Мы шли все четверо по серой дороге, и головы наши были заняты мыслями. Невидящее небо превращало все эти земли в некое безмолвное промежуточное пространство; находившееся перед нами кладбище походило на лужу, более серую, чем все вокруг, более наполненную угрюмой тоской, черным отсутствием, скорбным безразличием.
— Это был человек, старый Карло, — заметил Фабрицио проникновенным голосом, и я невольно улыбнулся, угадав, что он думает в этот момент о роскошном пиршестве, которое устроили нам в Ортелло после охоты прошлой осенью.
— Да, — подтвердил Роберто, кивнув головой, — Марино расстроится, когда узнает, что похороны состоялись в его отсутствие. Он, кстати, сообщил, что скоро возвращается, — продолжил он изменившимся голосом. — Я вот подумал…
Мы все знали, о чем он подумал. Вернувшись, я нашел Адмиралтейство в полной растерянности. Патрулирование прекратилось, и ночные сторожевые обходы тоже; все в крепости словно по мановению волшебной палочки возвращалось к прежнему порядку, все наспех закрывалось чехлами для новой зимовки; каждый уползал в свою раковину — ни о чем ином не было и речи: капитан возвращался со дня на день.

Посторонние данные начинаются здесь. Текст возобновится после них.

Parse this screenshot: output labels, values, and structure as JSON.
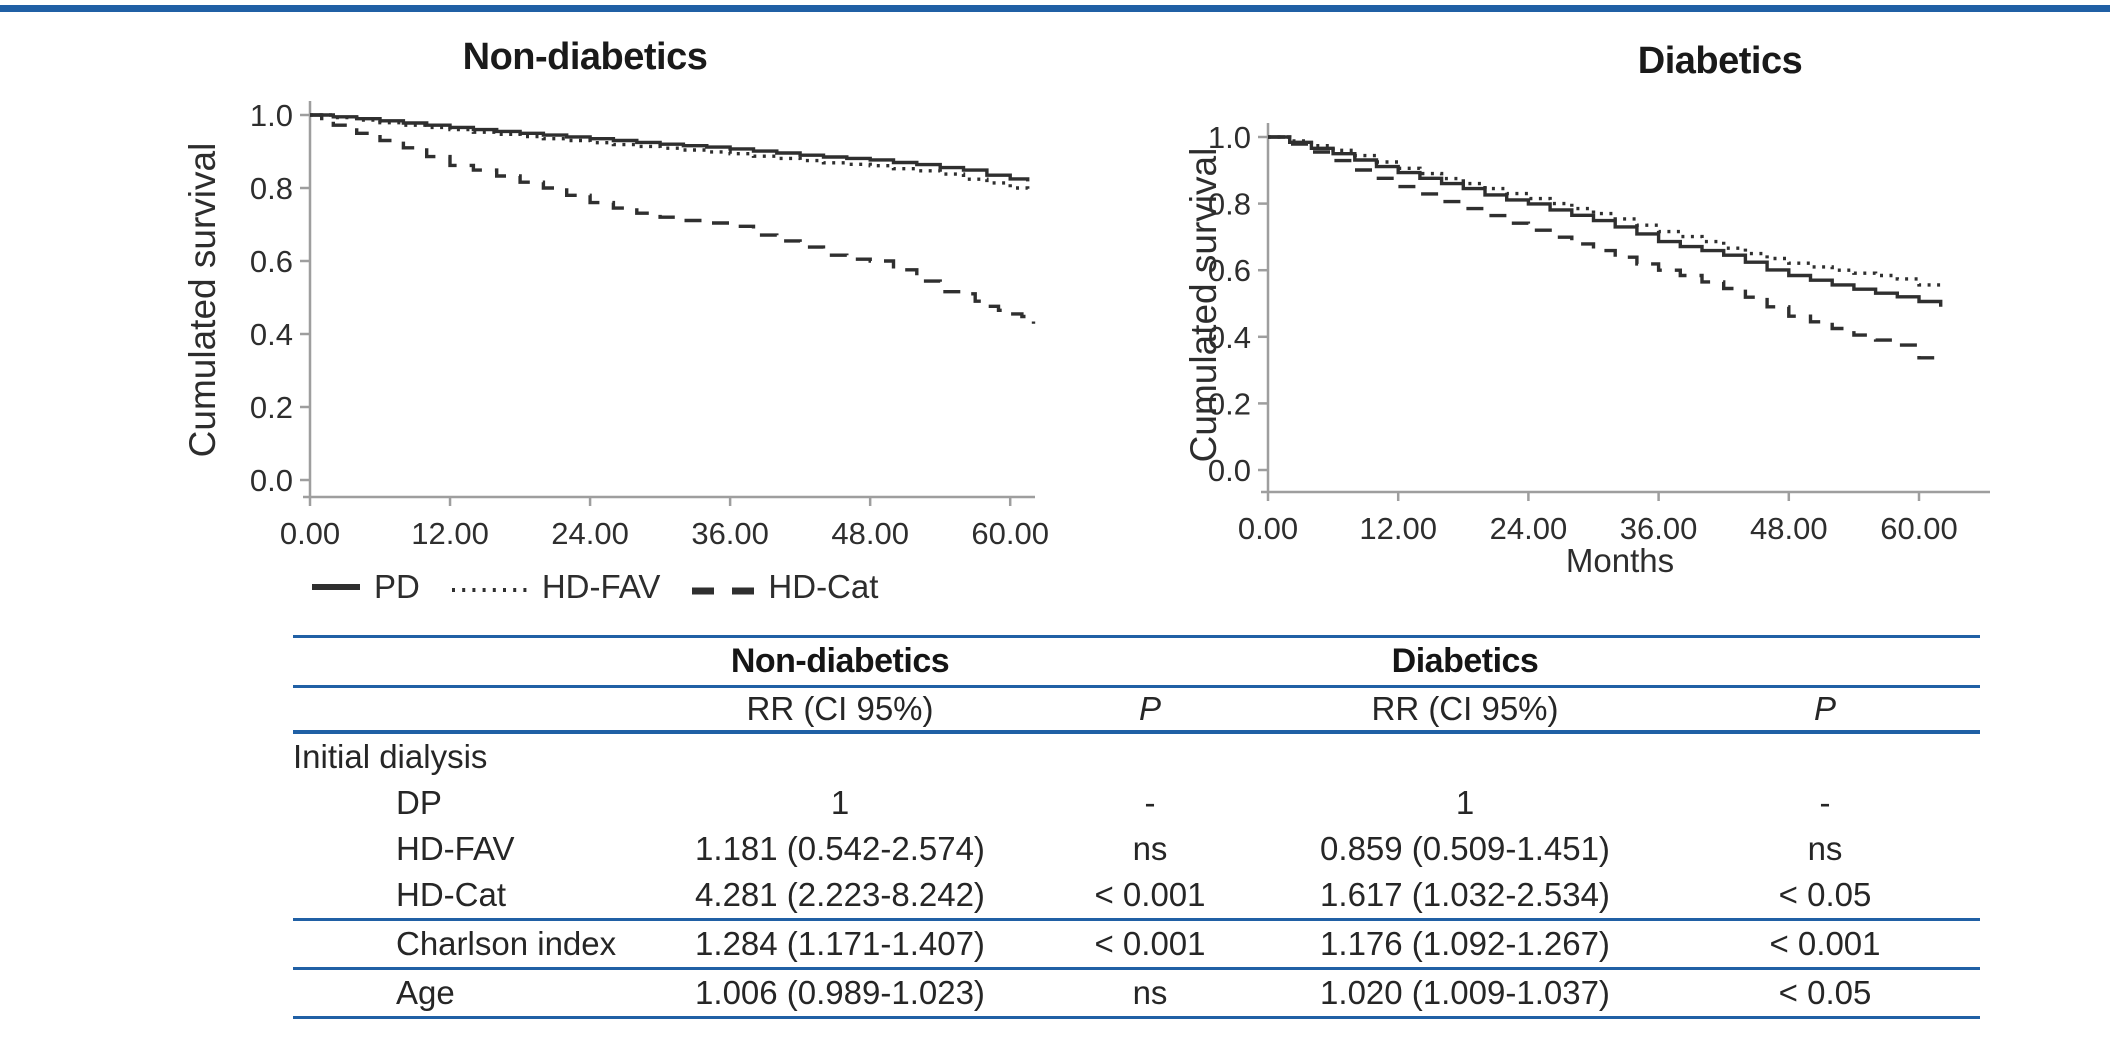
{
  "colors": {
    "accent_blue": "#2060a5",
    "curve": "#2f2f2f",
    "axis": "#9e9e9e"
  },
  "legend": {
    "items": [
      {
        "label": "PD",
        "style": "solid"
      },
      {
        "label": "HD-FAV",
        "style": "dotted"
      },
      {
        "label": "HD-Cat",
        "style": "dashed"
      }
    ]
  },
  "chart_data": [
    {
      "type": "line",
      "title": "Non-diabetics",
      "xlabel": "",
      "ylabel": "Cumulated survival",
      "xlim": [
        0,
        63
      ],
      "ylim": [
        0.0,
        1.0
      ],
      "grid": false,
      "legend_position": "below-left-chart",
      "x_ticks": [
        0,
        12,
        24,
        36,
        48,
        60
      ],
      "x_tick_labels": [
        "0.00",
        "12.00",
        "24.00",
        "36.00",
        "48.00",
        "60.00"
      ],
      "y_ticks": [
        1.0,
        0.8,
        0.6,
        0.4,
        0.2,
        0.0
      ],
      "y_tick_labels": [
        "1.0",
        "0.8",
        "0.6",
        "0.4",
        "0.2",
        "0.0"
      ],
      "series": [
        {
          "name": "PD",
          "line_style": "solid",
          "x": [
            0,
            2,
            4,
            6,
            8,
            10,
            12,
            14,
            16,
            18,
            20,
            22,
            24,
            26,
            28,
            30,
            32,
            34,
            36,
            38,
            40,
            42,
            44,
            46,
            48,
            50,
            52,
            54,
            56,
            58,
            60,
            61.5
          ],
          "y": [
            1.0,
            0.995,
            0.99,
            0.984,
            0.978,
            0.972,
            0.966,
            0.96,
            0.955,
            0.95,
            0.945,
            0.94,
            0.935,
            0.93,
            0.925,
            0.92,
            0.916,
            0.912,
            0.907,
            0.901,
            0.896,
            0.89,
            0.885,
            0.881,
            0.877,
            0.87,
            0.864,
            0.856,
            0.849,
            0.835,
            0.825,
            0.818
          ]
        },
        {
          "name": "HD-FAV",
          "line_style": "dotted",
          "x": [
            0,
            2,
            4,
            6,
            8,
            10,
            12,
            14,
            16,
            18,
            20,
            22,
            24,
            26,
            28,
            30,
            32,
            34,
            36,
            38,
            40,
            42,
            44,
            46,
            48,
            50,
            52,
            54,
            56,
            58,
            60,
            61.5
          ],
          "y": [
            1.0,
            0.993,
            0.986,
            0.979,
            0.972,
            0.966,
            0.96,
            0.953,
            0.947,
            0.941,
            0.935,
            0.93,
            0.924,
            0.919,
            0.914,
            0.909,
            0.904,
            0.899,
            0.894,
            0.887,
            0.881,
            0.875,
            0.869,
            0.865,
            0.861,
            0.853,
            0.847,
            0.838,
            0.824,
            0.814,
            0.8,
            0.79
          ]
        },
        {
          "name": "HD-Cat",
          "line_style": "dashed",
          "x": [
            0,
            1,
            2,
            4,
            6,
            8,
            10,
            12,
            14,
            16,
            18,
            20,
            22,
            24,
            26,
            28,
            30,
            32,
            34,
            36,
            38,
            40,
            42,
            44,
            46,
            48,
            50,
            52,
            54,
            56,
            57,
            58,
            59,
            60,
            61,
            62
          ],
          "y": [
            1.0,
            0.985,
            0.972,
            0.95,
            0.93,
            0.91,
            0.886,
            0.862,
            0.849,
            0.833,
            0.816,
            0.8,
            0.78,
            0.76,
            0.745,
            0.731,
            0.72,
            0.711,
            0.704,
            0.695,
            0.671,
            0.655,
            0.638,
            0.616,
            0.605,
            0.6,
            0.576,
            0.545,
            0.516,
            0.51,
            0.49,
            0.476,
            0.465,
            0.455,
            0.448,
            0.428
          ]
        }
      ]
    },
    {
      "type": "line",
      "title": "Diabetics",
      "xlabel": "Months",
      "ylabel": "Cumulated survival",
      "xlim": [
        0,
        63
      ],
      "ylim": [
        0.0,
        1.0
      ],
      "grid": false,
      "x_ticks": [
        0,
        12,
        24,
        36,
        48,
        60
      ],
      "x_tick_labels": [
        "0.00",
        "12.00",
        "24.00",
        "36.00",
        "48.00",
        "60.00"
      ],
      "y_ticks": [
        1.0,
        0.8,
        0.6,
        0.4,
        0.2,
        0.0
      ],
      "y_tick_labels": [
        "1.0",
        "0.8",
        "0.6",
        "0.4",
        "0.2",
        "0.0"
      ],
      "series": [
        {
          "name": "PD",
          "line_style": "solid",
          "x": [
            0,
            2,
            4,
            6,
            8,
            10,
            12,
            14,
            16,
            18,
            20,
            22,
            24,
            26,
            28,
            30,
            32,
            34,
            36,
            38,
            40,
            42,
            44,
            46,
            48,
            50,
            52,
            54,
            56,
            58,
            60,
            62
          ],
          "y": [
            1.0,
            0.984,
            0.966,
            0.95,
            0.931,
            0.911,
            0.893,
            0.876,
            0.86,
            0.845,
            0.826,
            0.811,
            0.799,
            0.781,
            0.765,
            0.749,
            0.73,
            0.709,
            0.686,
            0.671,
            0.659,
            0.645,
            0.624,
            0.601,
            0.584,
            0.57,
            0.556,
            0.543,
            0.531,
            0.52,
            0.506,
            0.49
          ]
        },
        {
          "name": "HD-FAV",
          "line_style": "dotted",
          "x": [
            0,
            2,
            4,
            6,
            8,
            10,
            12,
            14,
            16,
            18,
            20,
            22,
            24,
            26,
            28,
            30,
            32,
            34,
            36,
            38,
            40,
            42,
            44,
            46,
            48,
            50,
            52,
            54,
            56,
            58,
            60,
            62
          ],
          "y": [
            1.0,
            0.988,
            0.974,
            0.96,
            0.944,
            0.925,
            0.906,
            0.89,
            0.875,
            0.86,
            0.845,
            0.83,
            0.815,
            0.8,
            0.785,
            0.77,
            0.754,
            0.735,
            0.716,
            0.701,
            0.686,
            0.666,
            0.65,
            0.635,
            0.621,
            0.61,
            0.6,
            0.591,
            0.584,
            0.574,
            0.556,
            0.545
          ]
        },
        {
          "name": "HD-Cat",
          "line_style": "dashed",
          "x": [
            0,
            2,
            4,
            6,
            8,
            10,
            12,
            14,
            16,
            18,
            20,
            22,
            24,
            26,
            28,
            30,
            32,
            34,
            36,
            38,
            40,
            42,
            44,
            46,
            48,
            50,
            52,
            54,
            56,
            58,
            60,
            62
          ],
          "y": [
            1.0,
            0.979,
            0.955,
            0.929,
            0.901,
            0.876,
            0.851,
            0.829,
            0.806,
            0.785,
            0.764,
            0.741,
            0.72,
            0.699,
            0.679,
            0.659,
            0.639,
            0.619,
            0.6,
            0.584,
            0.565,
            0.545,
            0.519,
            0.49,
            0.462,
            0.445,
            0.425,
            0.405,
            0.39,
            0.375,
            0.337,
            0.33
          ]
        }
      ]
    },
    {
      "type": "table",
      "group_headers": [
        "Non-diabetics",
        "Diabetics"
      ],
      "col_headers": [
        "",
        "RR (CI 95%)",
        "P",
        "RR (CI 95%)",
        "P"
      ],
      "rows": [
        {
          "label": "Initial dialysis",
          "indent": false,
          "cells": [
            "",
            "",
            "",
            ""
          ]
        },
        {
          "label": "DP",
          "indent": true,
          "cells": [
            "1",
            "-",
            "1",
            "-"
          ]
        },
        {
          "label": "HD-FAV",
          "indent": true,
          "cells": [
            "1.181 (0.542-2.574)",
            "ns",
            "0.859 (0.509-1.451)",
            "ns"
          ]
        },
        {
          "label": "HD-Cat",
          "indent": true,
          "cells": [
            "4.281 (2.223-8.242)",
            "< 0.001",
            "1.617 (1.032-2.534)",
            "< 0.05"
          ]
        },
        {
          "label": "Charlson index",
          "indent": true,
          "cells": [
            "1.284 (1.171-1.407)",
            "< 0.001",
            "1.176 (1.092-1.267)",
            "< 0.001"
          ]
        },
        {
          "label": "Age",
          "indent": true,
          "cells": [
            "1.006 (0.989-1.023)",
            "ns",
            "1.020 (1.009-1.037)",
            "< 0.05"
          ]
        }
      ]
    }
  ]
}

— Пожалуй, нужно пригласить семью остаться на ужин, — заключил Роберто колеблющимся голосом. — До Ортелло далеко отсюда. Капитан поступил бы именно так. — И пауза, которая последовала за этими словами, дала нам лишний раз почувствовать осиротелость нашей маленькой группы.
Мы постояли несколько мгновений, обнажив головы, у входа на кладбище. Вскоре из-за поворота дороги показалась одна из тех длинных телег с причудливыми высокими колесами, которые используют для езды по песчаной пустыне. На ней лежал раскрытый, как это принято в Сирте, гроб, и когда его поставили на землю, то я увидел, что он до краев наполнен гроздьями поздних, пахучих глициний, которыми на юге увиты решетки всех веранд; из них выступало большое, как у лесоруба, тело с пергаментным лицом, словно подхваченное пенистым водоворотом хрупких цветов. Родственники и челядь ехали за похоронной повозкой на лошадях; за спиной старшего сына сидел один из тех бродячих монахов в белых рясах, что обслуживают с большими интервалами отдаленные сиртские часовни, и мне внезапно показалось, что у меня перед глазами развертывается очень древний спектакль: глядя на эту длинную вереницу всадников, равнодушно едущих по плоской земле и тяжеловатыми жестами скитальцев погоняющих своих лошадей, видя эти обветренные лица, утратившие в пустыне и возраст, и выражение, можно было бы принять ее за один из тех караванов варваров-кочевников, которые доставляли своих вождей к далеким пастбищам с ключевой водой. Один за другим мы попрощались со стариком, дотягиваясь кончиками пальцев правой руки до его лба. Когда я проходил мимо старшего сына, великана с непокорными вихрами, он неловко подал мне знак рукой, и я понял, что он хочет что-то сказать мне.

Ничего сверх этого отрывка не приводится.